Another challenge for the Army and the PDHRA is multiple deployments. Specifically, the program is often questioned about how it deals with the relationship between post-deployment health concerns and multiple deployments.

“Post-deployment health issues can affect anyone,” said Languirand. “It’s a nondiscriminator that sees past the number of deployments an individual may have had.”

In Languirand’s view, this issue is an important one, but he believes the focus should be on anyone who has deployed. It is for this reason that the PDHRA stresses to Soldiers that the screening must occur after every deployment, to ensure that all Soldiers have an opportunity to identify issues quickly. While the Army provides more health resources to its Soldiers than ever before, the success and effectiveness of the program relies on a partnership between the Army and Soldiers; it is not a silver bullet. The PDHRA requires active and candid participation by the Soldiers themselves.

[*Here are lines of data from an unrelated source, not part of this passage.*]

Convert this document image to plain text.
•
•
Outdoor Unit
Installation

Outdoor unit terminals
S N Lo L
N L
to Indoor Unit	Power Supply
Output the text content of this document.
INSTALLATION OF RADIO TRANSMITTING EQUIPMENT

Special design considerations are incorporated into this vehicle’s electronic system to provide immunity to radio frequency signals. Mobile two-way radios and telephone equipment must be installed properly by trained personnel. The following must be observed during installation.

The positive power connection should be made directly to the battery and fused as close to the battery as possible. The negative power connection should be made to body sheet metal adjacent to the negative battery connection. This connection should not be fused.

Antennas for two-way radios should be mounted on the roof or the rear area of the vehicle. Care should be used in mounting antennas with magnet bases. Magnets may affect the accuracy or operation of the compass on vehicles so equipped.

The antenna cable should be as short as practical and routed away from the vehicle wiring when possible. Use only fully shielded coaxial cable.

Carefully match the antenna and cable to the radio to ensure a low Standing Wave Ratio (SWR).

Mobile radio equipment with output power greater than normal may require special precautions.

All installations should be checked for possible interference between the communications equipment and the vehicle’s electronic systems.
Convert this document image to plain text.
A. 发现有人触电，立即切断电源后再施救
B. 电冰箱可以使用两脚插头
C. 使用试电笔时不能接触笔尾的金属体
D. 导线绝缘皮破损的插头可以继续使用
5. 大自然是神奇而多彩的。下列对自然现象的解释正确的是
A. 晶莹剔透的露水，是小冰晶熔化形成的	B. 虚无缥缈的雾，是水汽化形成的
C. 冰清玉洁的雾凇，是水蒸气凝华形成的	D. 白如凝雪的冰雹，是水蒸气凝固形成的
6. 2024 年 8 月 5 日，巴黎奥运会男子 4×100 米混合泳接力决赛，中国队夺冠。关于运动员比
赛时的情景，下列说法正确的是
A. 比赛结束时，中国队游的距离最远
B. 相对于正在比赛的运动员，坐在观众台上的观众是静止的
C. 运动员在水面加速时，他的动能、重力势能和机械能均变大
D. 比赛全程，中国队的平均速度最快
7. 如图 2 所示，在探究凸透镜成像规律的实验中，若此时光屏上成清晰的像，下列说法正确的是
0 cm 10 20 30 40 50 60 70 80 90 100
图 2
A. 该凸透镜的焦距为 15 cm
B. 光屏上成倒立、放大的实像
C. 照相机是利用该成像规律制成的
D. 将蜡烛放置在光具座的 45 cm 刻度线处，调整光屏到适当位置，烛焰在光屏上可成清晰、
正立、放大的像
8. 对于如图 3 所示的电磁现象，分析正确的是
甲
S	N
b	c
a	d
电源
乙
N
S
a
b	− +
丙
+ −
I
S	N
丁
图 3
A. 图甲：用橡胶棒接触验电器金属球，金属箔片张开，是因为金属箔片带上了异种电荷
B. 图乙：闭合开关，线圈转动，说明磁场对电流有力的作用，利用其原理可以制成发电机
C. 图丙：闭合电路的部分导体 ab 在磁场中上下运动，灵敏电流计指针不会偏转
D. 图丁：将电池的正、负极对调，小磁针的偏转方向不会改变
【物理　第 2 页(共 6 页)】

“Some Soldiers will have issues, others will not. If Soldiers don’t answer honestly, it is as if they didn’t take it at all,” said Languirand. “It takes a willing Soldier to identify the issues, and receive the care so they can properly transition back home.”

Soldiers can initiate the PDHRA on Army Knowledge Online (search for PDHRA). However, the screening is not complete until there is a one-on-one, confidential conversation with a health care provider.